The rhetorical sparring between President Donald Trump and Kim Jong-un has become somewhat absurd. After the President appeared at the United Nations and threatened more sanctions, Jong-un is now threatening to test a hydrogen bomb above the Pacific Ocean.
The President’s UN speech wasn’t well received by North Koreans. Trump blasted the United Nations’ inability to make a meaningful difference with their lackadaisical sanctions. He called for more stringent measures, and threatened unilateral action if the UN was incapable of action.
China, almost immediately, issued notice to banks and ordered them to cease trading with the North Koreans. As China is the largest trading partner, this move should produce serious issues for North Korea.

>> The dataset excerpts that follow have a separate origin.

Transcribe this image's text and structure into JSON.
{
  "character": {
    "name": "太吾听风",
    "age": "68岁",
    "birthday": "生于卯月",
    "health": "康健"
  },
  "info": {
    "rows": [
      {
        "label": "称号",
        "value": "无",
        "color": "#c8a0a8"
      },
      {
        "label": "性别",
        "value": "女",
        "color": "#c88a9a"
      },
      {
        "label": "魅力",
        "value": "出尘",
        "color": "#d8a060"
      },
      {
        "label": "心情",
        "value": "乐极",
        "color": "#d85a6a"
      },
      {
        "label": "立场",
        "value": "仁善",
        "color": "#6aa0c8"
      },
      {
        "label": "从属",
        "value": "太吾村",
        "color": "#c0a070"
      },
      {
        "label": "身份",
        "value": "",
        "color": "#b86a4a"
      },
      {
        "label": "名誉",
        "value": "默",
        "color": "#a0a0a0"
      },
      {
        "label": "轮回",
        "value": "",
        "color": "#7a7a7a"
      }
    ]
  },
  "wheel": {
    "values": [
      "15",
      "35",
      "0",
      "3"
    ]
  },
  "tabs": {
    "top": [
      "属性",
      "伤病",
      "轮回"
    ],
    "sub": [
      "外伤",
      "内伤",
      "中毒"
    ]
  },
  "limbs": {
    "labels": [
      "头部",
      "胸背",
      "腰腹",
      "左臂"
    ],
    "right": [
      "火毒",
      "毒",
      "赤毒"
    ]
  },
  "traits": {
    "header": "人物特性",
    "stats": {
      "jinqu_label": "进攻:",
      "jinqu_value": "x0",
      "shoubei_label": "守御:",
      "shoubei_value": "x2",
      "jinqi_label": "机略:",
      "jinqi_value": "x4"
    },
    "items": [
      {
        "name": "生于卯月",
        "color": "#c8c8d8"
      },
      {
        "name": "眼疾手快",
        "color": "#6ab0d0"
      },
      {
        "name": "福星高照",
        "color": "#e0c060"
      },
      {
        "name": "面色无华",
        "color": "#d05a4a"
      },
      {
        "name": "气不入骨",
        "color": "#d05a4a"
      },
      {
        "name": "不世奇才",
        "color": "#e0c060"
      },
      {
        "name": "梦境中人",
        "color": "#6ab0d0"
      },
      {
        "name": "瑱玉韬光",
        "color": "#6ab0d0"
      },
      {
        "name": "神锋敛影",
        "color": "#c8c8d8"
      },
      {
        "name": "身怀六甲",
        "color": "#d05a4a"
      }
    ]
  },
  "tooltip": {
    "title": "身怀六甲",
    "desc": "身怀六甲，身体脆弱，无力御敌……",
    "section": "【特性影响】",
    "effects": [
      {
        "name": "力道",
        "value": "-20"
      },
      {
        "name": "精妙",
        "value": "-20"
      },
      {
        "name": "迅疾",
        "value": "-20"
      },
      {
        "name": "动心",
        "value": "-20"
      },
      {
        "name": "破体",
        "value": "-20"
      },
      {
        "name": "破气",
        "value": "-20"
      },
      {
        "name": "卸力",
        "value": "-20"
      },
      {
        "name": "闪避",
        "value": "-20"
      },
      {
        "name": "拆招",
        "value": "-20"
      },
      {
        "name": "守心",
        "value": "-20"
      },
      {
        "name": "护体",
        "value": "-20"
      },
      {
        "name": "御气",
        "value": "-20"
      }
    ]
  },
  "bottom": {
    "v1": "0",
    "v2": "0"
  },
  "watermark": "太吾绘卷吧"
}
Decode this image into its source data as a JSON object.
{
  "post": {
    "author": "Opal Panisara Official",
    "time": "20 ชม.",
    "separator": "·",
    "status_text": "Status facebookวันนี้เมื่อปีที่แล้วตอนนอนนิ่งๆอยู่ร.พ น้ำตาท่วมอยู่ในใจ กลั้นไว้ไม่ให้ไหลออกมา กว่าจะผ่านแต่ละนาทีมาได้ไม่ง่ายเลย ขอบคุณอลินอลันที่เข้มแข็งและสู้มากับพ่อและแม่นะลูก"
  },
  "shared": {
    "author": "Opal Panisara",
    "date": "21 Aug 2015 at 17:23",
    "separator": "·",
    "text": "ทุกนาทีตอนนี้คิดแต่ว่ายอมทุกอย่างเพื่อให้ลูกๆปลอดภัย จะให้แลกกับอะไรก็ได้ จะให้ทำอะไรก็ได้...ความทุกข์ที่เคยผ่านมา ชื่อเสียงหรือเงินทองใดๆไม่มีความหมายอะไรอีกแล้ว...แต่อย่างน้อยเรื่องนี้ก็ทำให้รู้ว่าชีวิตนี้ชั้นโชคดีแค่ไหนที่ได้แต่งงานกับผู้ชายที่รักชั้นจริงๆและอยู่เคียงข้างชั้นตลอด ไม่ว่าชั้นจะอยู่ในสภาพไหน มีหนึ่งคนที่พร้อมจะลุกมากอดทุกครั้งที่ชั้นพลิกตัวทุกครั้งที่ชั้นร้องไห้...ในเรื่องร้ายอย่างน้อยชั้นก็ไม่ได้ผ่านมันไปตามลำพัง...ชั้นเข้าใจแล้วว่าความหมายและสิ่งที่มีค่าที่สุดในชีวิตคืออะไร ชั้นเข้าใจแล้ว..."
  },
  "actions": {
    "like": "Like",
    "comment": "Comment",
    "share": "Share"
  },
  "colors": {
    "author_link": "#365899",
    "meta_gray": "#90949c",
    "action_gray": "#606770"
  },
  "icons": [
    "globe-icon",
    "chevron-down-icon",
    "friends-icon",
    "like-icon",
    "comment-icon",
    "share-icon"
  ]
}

Yet North Korea’s has now issued another threat. They are reportedly planning to test a hydrogen bomb to show, as Kim Jong-un puts it, the “highest-level of hard-line countermeasure in history.”
Kim Jong-un listened to Trump’s vow to destroy his country and had this to say: “His remarks… have convinced me, rather than frightening or stopping me, that the path I chose is correct and that it is the one I have to follow to the last.”
In addition, he labeled President Trump as “mentally deranged.” The US President’s words were, Jong-un wrote in a highly unusual direct statement, “the most ferocious declaration of war in history.”
“I will surely and definitely tame the mentally deranged US dotard with fire. He has made unprecedented rude nonsense one has never heard from any of his predecessors. A frightened dog barks louder.”
So what happens next? “I’d like to advise Trump to exercise prudence in selecting words and to be considerate of whom he speaks to when making a speech in front of the world,” the North Korean leader wrote.
“After taking office, Trump has rendered the world restless through threats and blackmail against all countries in the world. He is unfit to hold the prerogative of supreme command of a country, and he is surely a rogue and a gangster fond of playing with fire, rather than a politician.”
As for the intention to detonate the hydrogen bomb over the Pacific, Foreign Minister Ri Yong Ho said it “could be the most powerful detonation of an H-bomb in the Pacific.
The Daily Mail notes such a test would be “considered a major provocation by Washington and its allies.”